Well, sir, the glacial period was an epoch when, from a business point of view, ice was cheaper than dirt. Had the apparition then occurred, man could have gone all over the globe on skates. But as it was a vast ball of ice, he would probably have slipped off into space, and nothing more would have been heard of him. And so this star of ice for countless ages rolled on through the sky like a big snow-ball; but at last the great electric sun struck the earth on the equator, which accounts for the equatorial bulge which exists to this day.
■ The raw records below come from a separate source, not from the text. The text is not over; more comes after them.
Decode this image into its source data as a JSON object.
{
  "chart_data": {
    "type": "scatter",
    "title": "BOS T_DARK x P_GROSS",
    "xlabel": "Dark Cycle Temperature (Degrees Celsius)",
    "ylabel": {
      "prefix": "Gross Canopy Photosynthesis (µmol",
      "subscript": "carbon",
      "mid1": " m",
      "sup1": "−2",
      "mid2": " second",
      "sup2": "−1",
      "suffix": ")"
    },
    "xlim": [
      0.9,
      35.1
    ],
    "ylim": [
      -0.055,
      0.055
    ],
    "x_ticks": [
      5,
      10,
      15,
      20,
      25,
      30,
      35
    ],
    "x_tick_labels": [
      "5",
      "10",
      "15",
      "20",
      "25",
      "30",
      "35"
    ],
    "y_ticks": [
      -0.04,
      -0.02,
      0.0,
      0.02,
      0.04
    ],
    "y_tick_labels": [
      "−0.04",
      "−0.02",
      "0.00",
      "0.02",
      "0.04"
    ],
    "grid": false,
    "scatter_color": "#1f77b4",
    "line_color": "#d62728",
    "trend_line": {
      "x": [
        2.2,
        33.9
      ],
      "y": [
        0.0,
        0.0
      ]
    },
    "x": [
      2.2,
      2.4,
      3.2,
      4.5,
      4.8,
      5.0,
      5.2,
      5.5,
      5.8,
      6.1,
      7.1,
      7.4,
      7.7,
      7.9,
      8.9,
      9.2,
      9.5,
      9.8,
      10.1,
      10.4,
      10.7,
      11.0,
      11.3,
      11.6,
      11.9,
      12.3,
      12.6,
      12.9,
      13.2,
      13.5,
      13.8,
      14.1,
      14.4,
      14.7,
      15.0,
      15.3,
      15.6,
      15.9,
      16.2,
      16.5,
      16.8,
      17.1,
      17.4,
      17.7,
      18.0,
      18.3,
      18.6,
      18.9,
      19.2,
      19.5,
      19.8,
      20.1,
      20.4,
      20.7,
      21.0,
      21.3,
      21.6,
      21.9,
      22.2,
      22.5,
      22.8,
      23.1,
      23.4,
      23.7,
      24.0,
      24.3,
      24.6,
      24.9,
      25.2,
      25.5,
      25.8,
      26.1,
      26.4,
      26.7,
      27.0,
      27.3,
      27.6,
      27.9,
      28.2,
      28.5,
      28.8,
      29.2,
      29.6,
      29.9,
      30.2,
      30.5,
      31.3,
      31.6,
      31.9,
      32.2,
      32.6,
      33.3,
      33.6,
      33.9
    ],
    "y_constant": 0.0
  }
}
Then commenced the greatest drama of the elements ever witnessed upon our planet. The vast ice-fields were riven in twain, with terrific reports which reverberated through the heavenly spaces, and to which our present thunder is but as an elemental whisper. Icebergs formed, and in fantastic and sublime shapes, towering mountain high and illuminated by the sun, floated down towards the equator.
Whetstone.
Go on, don’t stop; go on.
Scythe.
Then commenced the great oscillation of the land-masses; then the eruptive rocks and sedimentary strata were moved from their foundations. Then occurred the geologic epoch of the denudation and washdown of hills and mountains, and then were formed the ocean floors, the islands, and the continental areas which we inhabit.